Among the agriculturally important crops, such as pistachio, papaya, kiwifruit, and date palm, female trees are responsible for the production of commercial crop [55]. Thus, it is crucial to identify the gender of these plants [41]. For the development of EST-SSR markers, transcriptomic data mining can provide greater efficiency and flexibility in biomarker selection. SSR marker detection possesses several distinct advantages over other techniques, including low cost, rapidity, and being commonly available and applicable in various plants such as Myrica rubra [56], Phoenix dactylifera [57], A. chinensis [54], and Tapiscia sinensis [58]. In this study, 151 EST-SSR markers were developed and validated, which could provide necessary information for the determination of sex-linked markers in P. chinensis. Among these markers, one SSR marker was able to distinguish between female and male P. chinensis, and the percentage of accurate identification of sex was more than 98%. However, only 2% of the individual gender could not be identified. The reason may be that there is a certain physical distance on the genome between the marker and the gene controlling female traits, so the marker is only closely linked to the female and cannot be co-separated with the female.

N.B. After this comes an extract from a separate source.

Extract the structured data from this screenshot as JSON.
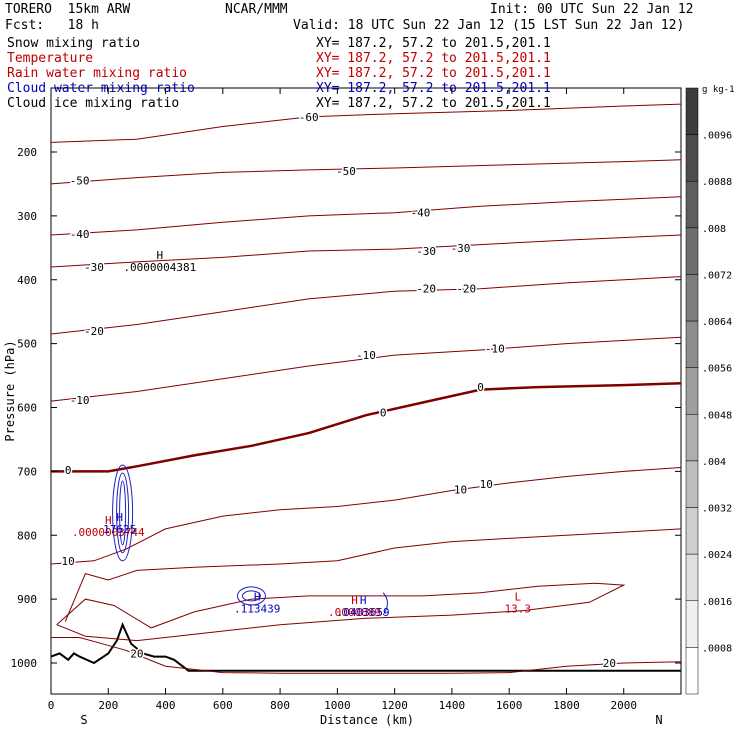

Previous studies also found that it was not easy to develop sex-linked markers in P. vera with 100% accuracy [5,6,7]. Until the male and female progenies belonging to the Siirt × Bağyolu F₁ population were sequenced, eight loci from seven RAD reads were successfully able to distinguish the sexes in P. vera [8]. Furthermore, seven novel sex-linked SNP markers were identified and mapped to the center of the chromosome and were therefore considered potential sex-linked markers for MAS in P. vera [9].

5. Conclusions

From the transcriptomic analysis of female and male P. chinensis, 83,370 unigenes were de novo assembled, and 77.48% of them were annotated and mapped to the publicly available databases. In addition, 21,662 SSR motifs were characterized, and one SSR marker was specific to female P. chinensis. Altogether, our findings provide useful insights into the genetic mechanism underlying sex differences in P. chinensis, which can be used as the basis for further research on the functional genomics and reproductive biology of this plant. Furthermore, the established EST-SSR markers may serve as an important molecular tool for the conservation and MAS of P. chinensis.